Selective High-Entropy Token Training Boosts LLM Reasoning and Cuts Costs

Understanding Token Entropy in LLM Reasoning

Large Language Models (LLMs) generate complex step-by-step outputs called Chain-of-Thoughts (CoTs). Each token contributes to a logical narrative, but not all tokens equally influence the reasoning process. Token entropy measures the uncertainty in predicting each token, revealing which tokens represent critical decision points in reasoning.

Limitations of Uniform Token Training in Reinforcement Learning

Traditional reinforcement learning with verifiable rewards (RLVR) trains models by treating all tokens uniformly during policy updates. Methods like Proximal Policy Optimization (PPO), Group Relative Policy Optimization (GRPO), and Dynamic sAmpling Policy Optimization (DAPO) evaluate entire token sequences without distinguishing the importance of individual tokens. This approach often wastes resources on tokens that merely extend existing thoughts rather than shift reasoning paths.

High-Entropy Tokens as Forking Points

Researchers from Alibaba and Tsinghua University analyzed Qwen3 models and discovered that roughly 20% of tokens have high entropy, termed “forking tokens.” These tokens correspond to decision points where the model must choose between different reasoning paths. The other 80% of tokens show low entropy and primarily serve as extensions of prior logic.

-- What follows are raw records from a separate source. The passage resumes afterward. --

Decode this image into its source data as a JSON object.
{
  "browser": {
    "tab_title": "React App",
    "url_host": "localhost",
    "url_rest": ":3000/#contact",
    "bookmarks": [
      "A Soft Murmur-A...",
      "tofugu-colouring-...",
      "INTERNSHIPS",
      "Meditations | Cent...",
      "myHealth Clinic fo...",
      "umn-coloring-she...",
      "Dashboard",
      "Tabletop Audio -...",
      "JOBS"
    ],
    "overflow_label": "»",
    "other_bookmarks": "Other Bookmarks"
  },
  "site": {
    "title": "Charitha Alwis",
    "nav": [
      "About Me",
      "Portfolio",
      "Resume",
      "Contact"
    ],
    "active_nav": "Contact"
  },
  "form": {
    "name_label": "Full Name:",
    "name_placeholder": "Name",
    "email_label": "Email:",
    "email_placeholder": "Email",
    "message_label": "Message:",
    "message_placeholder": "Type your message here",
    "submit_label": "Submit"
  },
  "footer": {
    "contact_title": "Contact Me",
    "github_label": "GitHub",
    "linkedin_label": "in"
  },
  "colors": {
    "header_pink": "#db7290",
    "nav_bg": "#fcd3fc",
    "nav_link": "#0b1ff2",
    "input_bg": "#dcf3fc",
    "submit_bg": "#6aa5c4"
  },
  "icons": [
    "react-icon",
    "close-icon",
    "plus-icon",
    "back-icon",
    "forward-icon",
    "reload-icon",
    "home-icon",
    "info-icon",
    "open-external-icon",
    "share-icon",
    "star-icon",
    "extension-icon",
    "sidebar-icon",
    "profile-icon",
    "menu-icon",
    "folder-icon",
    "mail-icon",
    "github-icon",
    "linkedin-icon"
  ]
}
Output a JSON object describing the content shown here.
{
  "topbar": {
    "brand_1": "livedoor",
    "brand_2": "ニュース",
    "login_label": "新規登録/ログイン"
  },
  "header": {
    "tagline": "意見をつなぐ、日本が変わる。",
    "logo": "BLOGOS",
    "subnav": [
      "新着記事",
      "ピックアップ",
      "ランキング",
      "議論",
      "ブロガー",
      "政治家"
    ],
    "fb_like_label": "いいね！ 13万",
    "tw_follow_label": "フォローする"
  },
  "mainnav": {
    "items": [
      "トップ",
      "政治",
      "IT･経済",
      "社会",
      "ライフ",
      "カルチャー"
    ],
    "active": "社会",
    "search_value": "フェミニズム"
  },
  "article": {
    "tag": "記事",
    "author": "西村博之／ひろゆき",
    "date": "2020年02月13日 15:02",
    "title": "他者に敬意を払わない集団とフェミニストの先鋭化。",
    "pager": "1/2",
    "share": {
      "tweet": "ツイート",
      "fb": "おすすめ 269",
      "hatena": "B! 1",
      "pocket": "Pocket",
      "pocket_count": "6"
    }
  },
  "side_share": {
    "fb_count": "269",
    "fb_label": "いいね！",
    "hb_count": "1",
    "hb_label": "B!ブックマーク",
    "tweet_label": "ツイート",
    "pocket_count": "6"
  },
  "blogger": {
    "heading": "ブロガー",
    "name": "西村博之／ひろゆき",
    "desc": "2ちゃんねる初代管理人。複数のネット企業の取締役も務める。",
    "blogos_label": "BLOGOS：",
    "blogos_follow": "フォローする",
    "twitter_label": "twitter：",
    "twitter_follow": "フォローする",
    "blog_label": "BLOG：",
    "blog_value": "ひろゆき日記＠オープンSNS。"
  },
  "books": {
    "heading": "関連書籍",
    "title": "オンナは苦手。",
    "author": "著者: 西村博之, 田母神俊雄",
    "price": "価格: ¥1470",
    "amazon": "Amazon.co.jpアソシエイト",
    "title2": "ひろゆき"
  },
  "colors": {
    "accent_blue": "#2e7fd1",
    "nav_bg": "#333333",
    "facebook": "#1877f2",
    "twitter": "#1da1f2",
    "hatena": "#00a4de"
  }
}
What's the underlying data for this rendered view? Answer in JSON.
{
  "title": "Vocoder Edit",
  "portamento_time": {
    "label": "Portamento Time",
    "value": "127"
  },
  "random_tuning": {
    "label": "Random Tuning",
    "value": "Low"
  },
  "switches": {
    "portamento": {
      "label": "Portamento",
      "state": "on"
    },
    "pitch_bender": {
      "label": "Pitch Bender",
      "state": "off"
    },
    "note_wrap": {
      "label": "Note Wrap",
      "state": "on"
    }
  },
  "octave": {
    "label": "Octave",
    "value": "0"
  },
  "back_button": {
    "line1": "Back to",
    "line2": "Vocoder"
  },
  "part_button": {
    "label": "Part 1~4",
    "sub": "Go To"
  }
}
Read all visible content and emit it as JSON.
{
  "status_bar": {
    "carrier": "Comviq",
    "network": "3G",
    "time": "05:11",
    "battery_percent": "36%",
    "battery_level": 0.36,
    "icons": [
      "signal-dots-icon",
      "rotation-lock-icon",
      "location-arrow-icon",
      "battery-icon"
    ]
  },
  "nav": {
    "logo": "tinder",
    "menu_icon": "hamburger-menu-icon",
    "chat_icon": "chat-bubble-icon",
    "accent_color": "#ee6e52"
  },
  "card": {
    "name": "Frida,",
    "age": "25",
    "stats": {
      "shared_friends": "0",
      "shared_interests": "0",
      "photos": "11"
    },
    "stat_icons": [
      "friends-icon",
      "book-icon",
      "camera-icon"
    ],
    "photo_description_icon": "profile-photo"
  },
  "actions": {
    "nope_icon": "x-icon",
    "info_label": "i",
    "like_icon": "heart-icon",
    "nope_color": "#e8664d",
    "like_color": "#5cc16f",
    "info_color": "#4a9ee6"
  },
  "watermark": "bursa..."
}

Selective Training on High-Entropy Tokens

By limiting policy gradient updates to only the high-entropy tokens, the researchers maintained or improved performance on challenging reasoning benchmarks. They quantified token entropy using probability distributions of token choices, finding that more than half of tokens had entropy below 0.01, indicating near-deterministic prediction, while 20% had entropy above 0.672, marking them as key decision points.

Experimental Results

Experiments with Qwen3-8B, Qwen3-14B, and Qwen3-32B models showed that training only the top 20% high-entropy tokens yielded significant performance gains. The Qwen3-32B model scored 63.5 on AIME’24 and 56.7 on AIME’25, outperforming larger traditionally trained models. Extending response length from 20k to 29k tokens further improved scores. Conversely, training on the low-entropy 80% resulted in performance degradation.

Optimal Threshold and Scalability

An ablation study confirmed that the 20% threshold balances exploration and performance effectively. Reducing it to 10% omitted important decision points, while increasing it diluted the benefits by including low-entropy tokens. Larger models benefited more from this selective training due to their capacity for enhanced exploration. This strategy scales well and offers a practical approach to improving reasoning in LLMs while reducing training costs.

Key Takeaways

About 20% of tokens act as critical decision points with high entropy.
Training focused on these tokens matches or exceeds full-token training performance.
Qwen3-32B set new benchmarks on AIME’24 and AIME’25 using this method.
Extending response length further boosts performance.
Training on low-entropy tokens degrades results.
The selective approach reduces computational overhead and enhances reasoning.

This research presents a new paradigm in reinforcement learning for LLMs by aligning training efforts with the tokens that matter most for reasoning, leading to improved accuracy and efficiency.